Was my choice a real expression of freedom, or was I socialised to be uninterested in a traditional career?
Would a man have felt he had the same freedom to choose, to effectively opt out of corporate life?
Could an organisation have found a way to satisfy what I wanted and retain me as an employee?
Could role models or training have helped me to see a different future for myself?
How can we learn from the stories of real women – adding depth to what the statistics tell us?

Written by Maggi Evans

Comments on this Post

Philip Lindsay on 29th January 2013

'Opt out' - isn't that an interesting expression? Doesn't it trigger negative connotations (which, I guess, could also be a function of how we are socialised to 'fit in' or...not!). A review of my own career shows that, after 14 years in corporates, I decided to go 'independent' (1989) and for a number of reasons - those being (and not necessarily in order of importance): - I could not endure standing up during another train journey into London - I was uninterested in the job content of the next level up (albeit that the rewards were highly attractive) - I had been told several times during my career that I couldn't be (or present myself as being) 'who I am' and still get promoted - but I'd stay employed - basically I liked 'me' and had a degree or arrogance about being independent. Therefore, the decision to stay within a corporate structure or 'opt out' into independence was driven by largely whimsical (i.e. non-commercial) and somewhat arrogant notions - given that 'capability' was accepted internally and not a job threat. While there may be a need to change the expression of reasons and conditions quoted above to meet your circumstances, I really wonder whether there are will be any substantive differences between professional women and men in terms of what drives their career choices )e.g. to stay within corporates or go independent). But what about the differences between men and women seeking success in corporate life? While some glass ceilings for women may still be there, there are cracks - and there are more conscious considerations of women's contributions and needs. But is there concerted action to look towards mens' needs now (e.g. paternity leave)? I'm less sure about this - what surveys on working conditions do you see asking for 'men only' suggestions? Precious few, I suggest. I believe that 'men' are not currently on the political agenda - and, in correcting itself, maybe the pendulum has swung too far.
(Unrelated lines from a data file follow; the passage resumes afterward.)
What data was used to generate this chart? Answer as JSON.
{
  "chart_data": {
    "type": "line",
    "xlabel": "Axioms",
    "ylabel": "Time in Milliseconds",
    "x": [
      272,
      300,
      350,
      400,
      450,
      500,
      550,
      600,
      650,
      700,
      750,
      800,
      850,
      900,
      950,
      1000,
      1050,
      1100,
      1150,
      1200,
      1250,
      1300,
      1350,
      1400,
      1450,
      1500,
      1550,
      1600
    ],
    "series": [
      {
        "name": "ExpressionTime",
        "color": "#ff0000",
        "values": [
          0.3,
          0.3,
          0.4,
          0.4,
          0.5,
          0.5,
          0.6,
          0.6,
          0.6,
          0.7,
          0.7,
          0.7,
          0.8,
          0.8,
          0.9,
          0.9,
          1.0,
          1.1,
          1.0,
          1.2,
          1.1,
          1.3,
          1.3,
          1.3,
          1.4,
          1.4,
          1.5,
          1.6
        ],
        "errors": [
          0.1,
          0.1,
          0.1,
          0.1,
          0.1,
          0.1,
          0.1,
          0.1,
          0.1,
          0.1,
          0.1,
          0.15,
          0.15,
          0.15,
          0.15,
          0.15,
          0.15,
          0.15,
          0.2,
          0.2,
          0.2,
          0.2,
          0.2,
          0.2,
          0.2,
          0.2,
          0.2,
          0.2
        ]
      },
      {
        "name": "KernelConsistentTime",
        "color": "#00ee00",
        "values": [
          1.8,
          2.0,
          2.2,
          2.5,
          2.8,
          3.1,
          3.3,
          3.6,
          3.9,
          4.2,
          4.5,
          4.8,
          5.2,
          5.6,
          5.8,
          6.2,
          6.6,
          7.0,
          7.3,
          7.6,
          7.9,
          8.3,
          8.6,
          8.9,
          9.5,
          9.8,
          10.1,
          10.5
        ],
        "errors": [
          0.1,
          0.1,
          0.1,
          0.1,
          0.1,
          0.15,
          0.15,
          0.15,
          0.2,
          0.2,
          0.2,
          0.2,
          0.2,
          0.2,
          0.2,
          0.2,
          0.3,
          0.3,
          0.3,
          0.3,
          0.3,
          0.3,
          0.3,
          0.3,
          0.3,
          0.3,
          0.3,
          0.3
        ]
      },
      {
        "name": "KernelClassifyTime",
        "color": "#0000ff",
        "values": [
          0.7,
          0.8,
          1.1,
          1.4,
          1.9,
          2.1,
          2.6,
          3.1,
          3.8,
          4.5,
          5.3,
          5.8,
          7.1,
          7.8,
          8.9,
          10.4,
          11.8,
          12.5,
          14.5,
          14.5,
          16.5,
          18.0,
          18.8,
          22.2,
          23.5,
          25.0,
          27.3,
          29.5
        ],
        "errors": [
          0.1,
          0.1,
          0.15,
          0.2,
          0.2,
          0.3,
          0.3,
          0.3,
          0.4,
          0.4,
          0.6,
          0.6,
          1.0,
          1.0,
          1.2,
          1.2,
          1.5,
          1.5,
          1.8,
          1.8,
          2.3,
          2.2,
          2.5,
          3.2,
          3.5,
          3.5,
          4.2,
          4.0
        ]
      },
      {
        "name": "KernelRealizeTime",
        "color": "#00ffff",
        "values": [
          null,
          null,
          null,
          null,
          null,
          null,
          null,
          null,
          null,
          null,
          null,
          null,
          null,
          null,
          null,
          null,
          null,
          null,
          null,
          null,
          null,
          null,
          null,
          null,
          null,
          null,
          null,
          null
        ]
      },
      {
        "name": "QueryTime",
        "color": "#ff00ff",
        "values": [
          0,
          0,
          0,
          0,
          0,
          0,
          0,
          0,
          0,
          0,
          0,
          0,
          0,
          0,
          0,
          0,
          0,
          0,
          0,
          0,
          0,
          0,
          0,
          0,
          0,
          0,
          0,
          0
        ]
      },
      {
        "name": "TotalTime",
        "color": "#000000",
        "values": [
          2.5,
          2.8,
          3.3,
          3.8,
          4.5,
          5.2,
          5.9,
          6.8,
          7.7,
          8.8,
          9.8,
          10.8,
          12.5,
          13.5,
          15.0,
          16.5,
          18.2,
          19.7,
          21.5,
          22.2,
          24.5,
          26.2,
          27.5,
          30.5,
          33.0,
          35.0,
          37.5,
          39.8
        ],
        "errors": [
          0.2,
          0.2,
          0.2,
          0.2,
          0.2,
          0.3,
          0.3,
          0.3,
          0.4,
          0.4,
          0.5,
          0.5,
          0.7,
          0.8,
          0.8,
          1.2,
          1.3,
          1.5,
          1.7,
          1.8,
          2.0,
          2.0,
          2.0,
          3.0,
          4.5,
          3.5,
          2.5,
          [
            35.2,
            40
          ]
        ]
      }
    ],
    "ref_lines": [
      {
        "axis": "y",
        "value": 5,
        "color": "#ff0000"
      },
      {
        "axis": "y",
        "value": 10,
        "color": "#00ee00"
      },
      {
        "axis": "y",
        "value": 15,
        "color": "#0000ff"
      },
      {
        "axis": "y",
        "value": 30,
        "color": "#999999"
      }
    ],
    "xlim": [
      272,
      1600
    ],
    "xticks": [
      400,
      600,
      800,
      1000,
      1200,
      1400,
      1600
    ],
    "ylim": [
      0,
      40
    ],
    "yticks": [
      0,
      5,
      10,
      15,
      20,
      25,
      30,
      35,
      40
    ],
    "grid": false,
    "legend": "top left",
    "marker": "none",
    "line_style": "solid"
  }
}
Trisha Cochrane on 21st January 2013

Some good questions Maggi. It seems to me that most men don't have a choice: socialised themselves into being the 'bread-winner' and therefore (for most?) not able to opt out of corporate life. I've felt extremely lucky that I too was able to opt for a flexible career. However, I don't feel I made very informed choices, so I would very much have liked some role models and coaching/training to help me think about the reality of the 'choices' I was making. For my female friends still working in corporate life, more flexibility from their employers has indeed helped them both to survive and thrive. But it seems not enough employers do offer these opportunities. On the one hand they are undertaking all sorts of initiatives to encourage women up the corporate ladder, but not making their working conditions flexible enough for those who are parents or for those who simply want to have more of a balance. I would love to hear from the men who have made similar choices to opt out of corporate life - what was your experience?